Titrasi berakhir setelah ada perubahan warna larutan dari biru menjadi
putih (hilanganya warna biru iod-amilum) dengan indikator amilum. Metoda
oksidasi dengan larutan ferisianida alkalis lebih baik daripada oksidasi dengan
larutan kupri sufat karena ferisianida dalam larutan alkalis lebih stabil
daripada kuprooksida.
3.
Metoda Iodometri
Iodin dalam medium yang alkalis dapat terkonversi dengan cepat menjadi
hipoiodida. Hipoiodida dapat mengoksidasi aldosa dan sedikit ketosa. Sampel
dalam bentuk larutan ditambah iodin encer dan NaOH lalu dicampur secepatnya dan
diasamkan dengan HCl atau H2SO4 dan biarkan beberapa
menit. Kelebihan iodin dititrasi dengan larutan Na tiosulfat standar.
Cara Enzimatis
Penentuan
gula dengan cara enzimatis tepat digunakan untuk penentuan gula tertentu dalam
suatu campuran berbagai macam gula apabila cara kimia sulit dilakukan untuk
menentukan gula secara individual dalam larutan tersebut. Enzim beraksi
spesifik dengan gula tertentu sehingga tidak akan ditemukan kesulitan untuk
menentukan gula tersebut. Contohnya penentuan glukosa dan fruktosa dengan
bantuan enzim heksokinase (HK) dan adenosin-5-trifosfat (ATP) dan penentuan
laktosa dan galaktosa engan bantuan enzim b-galaktosidase dan enzim galaktosa dehidrogenase (GAL-DH).
Cara Kromatografi
Penentuan
karbohidrat dengan cara kromatografi dilakukan dengan cara isolasi dan
identifikasi karbohidrat dalam suatu campuran. Isolasi karbohidrat berdasarkan
prinsip pemisahan suatu campuran atas perbedaan distribusi rasio pada fasa
gerak dengan fasa diam. Fasa gerak dapat berupa cairan atau gas, sedangkan fasa
diam dapat berupa padatan atau cairan. Dalam kromatografi, ekstrak yang akan
ditentukan harus bebas dari senyawa-senyawa yang akan menjadi pengganggu.
Kromatografi yang dapat digunakan untuk penentuan karbohidrat adalah
kromatografi kertas atau kromatografi cair kinerja tinggi (HPLC).
Cara Fisis
Penentuan
karbohidrat dengan cara fisis dilakukan dengan menentukan indeks bias
karbohidrat dengan menggunakan refraktometer.

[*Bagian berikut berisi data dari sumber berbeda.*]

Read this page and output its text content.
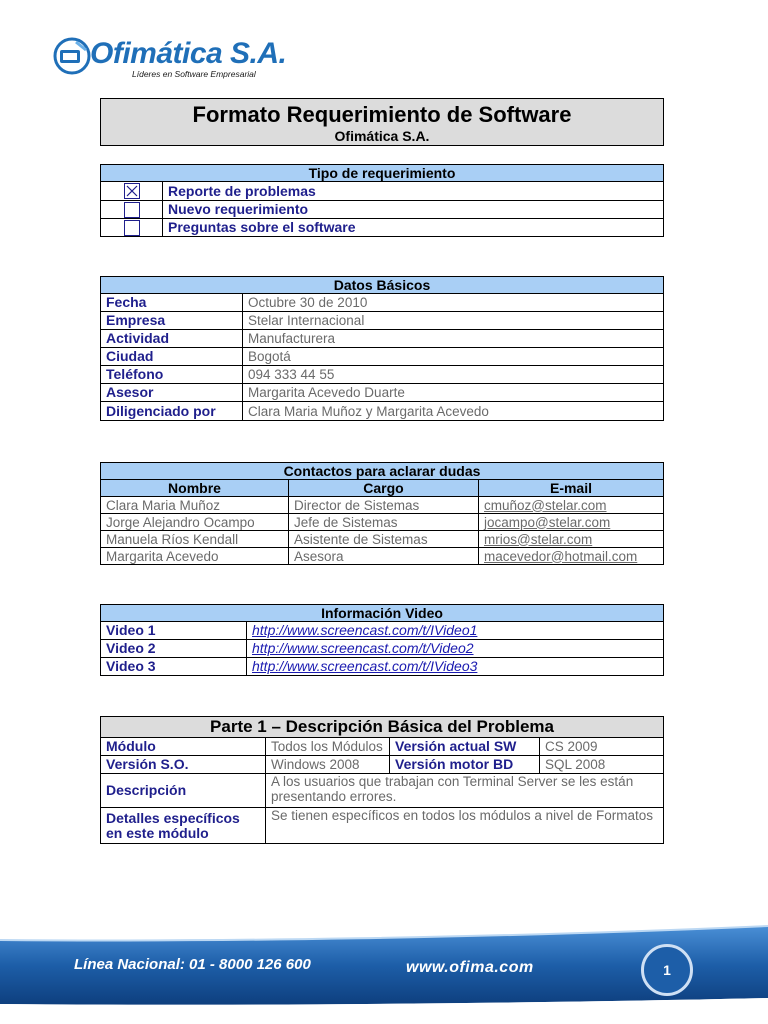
Ofimática S.A.
Líderes en Software Empresarial
Formato Requerimiento de Software
Ofimática S.A.
Tipo de requerimiento	

	Reporte de problemas
	Nuevo requerimiento
	Preguntas sobre el software
Datos Básicos	
Fecha	Octubre 30 de 2010
Empresa	Stelar Internacional
Actividad	Manufacturera
Ciudad	Bogotá
Teléfono	094 333 44 55
Asesor	Margarita Acevedo Duarte
Diligenciado por	Clara Maria Muñoz y Margarita Acevedo
Contactos para aclarar dudas		
Nombre	Cargo	E-mail
Clara Maria Muñoz	Director de Sistemas	cmuñoz@stelar.com
Jorge Alejandro Ocampo	Jefe de Sistemas	jocampo@stelar.com
Manuela Ríos Kendall	Asistente de Sistemas	mrios@stelar.com
Margarita Acevedo	Asesora	macevedor@hotmail.com
Información Video	
Video 1	http://www.screencast.com/t/IVideo1
Video 2	http://www.screencast.com/t/Video2
Video 3	http://www.screencast.com/t/IVideo3
Parte 1 – Descripción Básica del Problema			
Módulo	Todos los Módulos	Versión actual SW	CS 2009
Versión S.O.	Windows 2008	Versión motor BD	SQL 2008
Descripción	A los usuarios que trabajan con Terminal Server se les están presentando errores.		
Detalles específicos en este módulo	Se tienen específicos en todos los módulos a nivel de Formatos		
Línea Nacional: 01 - 8000 126 600	www.ofima.com	1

Setiap jenis gula mempunyai
indeks bias tertentu berdasarkan senyawa penyusunnya. Karbohidrat bersifat
optik aktif. Molekul penyusun karbohidrat mempunyai susunan yang asimetri
sehingga mempunyai kemampuan memutar bidang sinar terpolarisasi. Putaran optik
ini dapat diukur menggunakan polarimeter atau sakarimeter.